Learning Contrastive Self-Distillation for Ultra-Fine-Grained Visual Categorization Targeting Limited Samples

In the field of intelligent multimedia analysis, ultra-fine-grained visual categorization (Ultra-FGVC) plays a vital role in distinguishing intricate subcategories within broader categories. However, this task is inherently challenging due to the complex granularity of category subdivisions and the limited availability of data for each category. To address these challenges, this work proposes CSDNet, a pioneering framework that effectively explores contrastive learning and self-distillation to learn discriminative representations specifically designed for Ultra-FGVC tasks. CSDNet comprises three main modules: Subcategory-Specific Discrepancy Parsing (SSDP), Dynamic Discrepancy Learning (DDL), and Subcategory-Specific Discrepancy Transfer (SSDT), which collectively enhance the generalization of deep models across instance, feature, and logit prediction levels. To increase the diversity of training samples, the SSDP module introduces augmented samples from different viewpoints to spotlight subcategory-specific discrepancies. Simultaneously, the proposed DDL module stores historical intermediate features by a dynamic memory queue, which optimizes the feature learning space through iterative contrastive learning.
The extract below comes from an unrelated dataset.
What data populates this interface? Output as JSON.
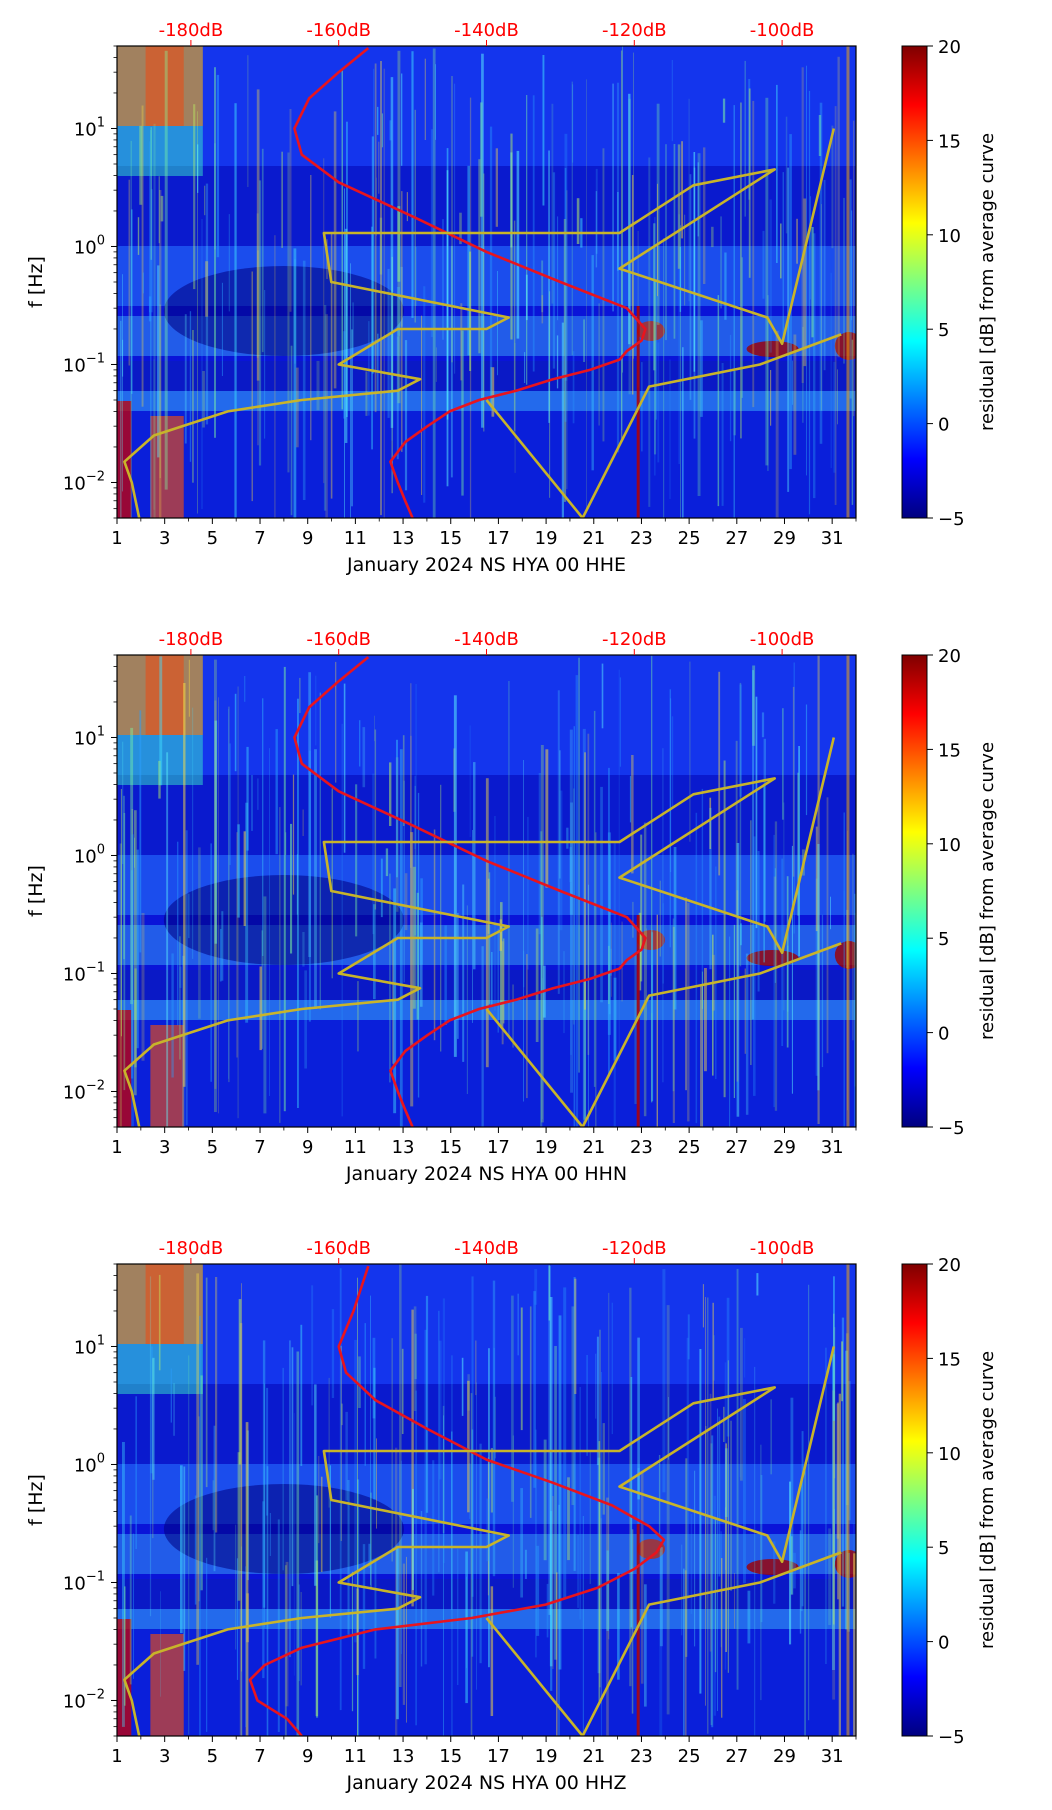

Furthermore, the SSDT module is developed by a novel self-distillation paradigm at the logit prediction level of raw and augmented samples, which effectively distills more subcategory-specific discrepancies knowledge from the inherent structure of limited training data without requiring additional annotations. Experimental results demonstrate that CSDNet outperforms current state-of-the-art Ultra-FGVC methods, emphasizing its powerful efficacy and adaptability in addressing Ultra-FGVC tasks.

翻译：在智能多媒体分析领域，超细粒度视觉分类（Ultra-FGVC）在区分广泛类别中的复杂子类别方面发挥着关键作用。然而，由于类别划分的复杂粒度以及每个类别可用数据的有限性，该任务本身具有固有挑战。为解决这些问题，本文提出CSDNet框架，该开创性框架有效利用对比学习和自蒸馏技术，专门针对Ultra-FGVC任务学习判别性表征。CSDNet包含三个主要模块：子类别特异性差异解析（SSDP）、动态差异学习（DDL）和子类别特异性差异迁移（SSDT），这三个模块在实例、特征和logit预测层面共同增强深度模型的泛化能力。为增加训练样本多样性，SSDP模块引入不同视角的增强样本以突出子类别特异性差异。同时，所提出的DDL模块通过动态记忆队列存储历史中间特征，通过迭代对比学习优化特征学习空间。此外，SSDT模块通过新颖的自蒸馏范式在原始样本和增强样本的logit预测层面进行开发，无需额外标注即可从有限训练数据的固有结构中有效蒸馏出更多子类别特异性差异知识。实验结果表明，CSDNet在性能上超越了当前最先进的Ultra-FGVC方法，凸显了其在解决Ultra-FGVC任务中的强大功效与适应性。